Economic conditions can determine the outcome of elections, and growth remains tepid and tentative just 18 months before voters decide if the president gets a second term.
The proposed federal spending cuts, which were decided late Friday, do not amount to much by themselves, about 0.25 percent of annual domestic activity. But they join a growing list of minor problems impeding growth, economists said, including higher fuel prices and bad weather, Europe’s creeping malaise and the effect of the Japanese earthquake.
The impact of those problems, combined with growing cuts in spending by federal, state and local governments, has led some experts who had forecast that the economy would expand by more than 4 percent in 2011 to retreat toward a 3 percent growth rate. And it raises the question of how many more small cuts the president can afford.

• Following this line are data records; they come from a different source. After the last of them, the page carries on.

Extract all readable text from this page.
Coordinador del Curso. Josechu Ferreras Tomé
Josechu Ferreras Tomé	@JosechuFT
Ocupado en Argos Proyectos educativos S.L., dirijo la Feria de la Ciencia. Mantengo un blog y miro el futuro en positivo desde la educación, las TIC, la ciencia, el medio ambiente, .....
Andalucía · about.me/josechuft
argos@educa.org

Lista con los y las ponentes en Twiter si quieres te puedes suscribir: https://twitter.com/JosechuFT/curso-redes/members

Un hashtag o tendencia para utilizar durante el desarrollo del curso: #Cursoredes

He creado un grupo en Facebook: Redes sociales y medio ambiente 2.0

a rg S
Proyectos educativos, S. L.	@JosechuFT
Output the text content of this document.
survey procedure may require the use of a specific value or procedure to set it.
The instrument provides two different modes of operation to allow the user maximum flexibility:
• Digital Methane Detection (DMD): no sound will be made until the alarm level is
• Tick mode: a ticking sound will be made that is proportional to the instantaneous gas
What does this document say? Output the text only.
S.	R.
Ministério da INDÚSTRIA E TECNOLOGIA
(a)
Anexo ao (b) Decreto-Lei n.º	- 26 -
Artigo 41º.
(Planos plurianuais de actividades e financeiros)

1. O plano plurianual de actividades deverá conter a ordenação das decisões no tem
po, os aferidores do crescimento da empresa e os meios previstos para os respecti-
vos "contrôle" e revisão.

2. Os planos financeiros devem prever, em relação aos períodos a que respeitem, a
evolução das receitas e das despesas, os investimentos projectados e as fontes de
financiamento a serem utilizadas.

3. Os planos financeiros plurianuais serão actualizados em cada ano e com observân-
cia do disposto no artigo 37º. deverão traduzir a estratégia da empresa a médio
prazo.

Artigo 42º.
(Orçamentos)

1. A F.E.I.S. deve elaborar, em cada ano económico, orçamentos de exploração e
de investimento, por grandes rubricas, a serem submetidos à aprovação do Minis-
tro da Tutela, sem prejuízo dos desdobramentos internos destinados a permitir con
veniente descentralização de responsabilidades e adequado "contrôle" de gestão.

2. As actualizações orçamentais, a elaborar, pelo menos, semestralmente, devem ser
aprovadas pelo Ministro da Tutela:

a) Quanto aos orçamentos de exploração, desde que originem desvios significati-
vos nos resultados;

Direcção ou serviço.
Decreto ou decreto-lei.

Diane Swonk, chief economist at Mesirow Financial, a Chicago investment firm, said she had cut her forecast for 2011 to 3.3 percent, from 4.2 percent. And if growth falls below 3 percent, she said, “You’re just running on a treadmill. You’re not getting anywhere.”
There are reasons for optimism. The Federal Reserve and private forecasters say that the economy’s vital signs are getting steadily stronger. Factories are expanding production; people are buying more cars. Leading forecasters like the firm Macroeconomic Advisors of St. Louis to predict that growth will accelerate after the first quarter.
Moreover, supporters of the cuts say that reduced government spending will stimulate economic growth, not damp it — and that the president could be among the political beneficiaries.
As the government spends less it borrows less, and companies can borrow more. As the government collects less money in taxes, companies may increase spending and investment.
“This cut combined with other cuts in entitlement reform will give the economy and businesses and investors some positive news on the fiscal front in Washington,” said Chris Edwards, director of tax policy studies at the Cato Institute, a libertarian think tank that favors even larger reductions in the federal spending.
There is also the potential that the budget deal will serve as a precedent for a broader deal on long-term spending. Economists say that such a deal would have immediate economic benefits, soothing the nerves of foreign investors who may be fretting about the government’s ability to confront its problems.
“I think the cuts are perfectly digestible in the context of the current expansion,” said Mark Zandi, chief economist of Moody’s Analytics. “And if out of this process it appears that we’ve made a good step toward fiscal discipline and laid out a mechanism for the main event, then it could be a plus.”
Mr. Zandi warned this year that a Republican plan for about $60 billion in cuts would do significant damage to the economy. He said that his views had moderated not just because the parties agreed to make smaller cuts, but because of recent declines in unemployment, to 8.8 percent in March, and 12 consecutive months of private sector job growth.
But the International Monetary Fund took a bleaker view Monday, predicting that the American economy would expand by a lackluster 2.8 percent in 2011, and a barely better 2.9 percent in 2012.
The I.M.F., which provides financing to governments, said in its annual report on the world’s economic outlook that the United States was at risk of cutting government spending too quickly.
It said that the cuts proposed by the Obama administration for 2012 and 2013 “will be challenging to implement, especially in an environment of weak growth and unemployment.” Cuts should be made more gradually, it said.
The report also said the United States needs to increase exports and that, in turn, depended on the willingness of other nations to let their currencies float freely.
“It has to come from exports for the United States to be able to sustain growth,” said Olivier Blanchard, one of the authors of the report. “Something needs to happen in the rest of the world, and it is not happening, or it is not happening fast enough.”
The I.M.F. warned that the world economy was growing on an unsustainable basis because developed nations were borrowing too much and developing nations were relying on exports paid for with that borrowed money, rather than taking steps to build sustainable domestic consumption.
“We are warning the emerging market countries that they may be getting to the point where things are too good,” Mr. Blanchard said.
The Obama administration has made increasing exports a central tenet of its economic strategy, and it has pushed for efforts by the I.M.F. and other international bodies to loosen the monetary policies of nations like China.
Natalie Wyeth, a Treasury Department spokeswoman, said the administration also was committed to reducing the federal debt.
“We will meet our commitments to the G-20 in Toronto and look forward to working with Congress to establish a credible, multiyear path to ensure our fiscal sustainability while delivering strong economic growth,” Ms. Wyeth said.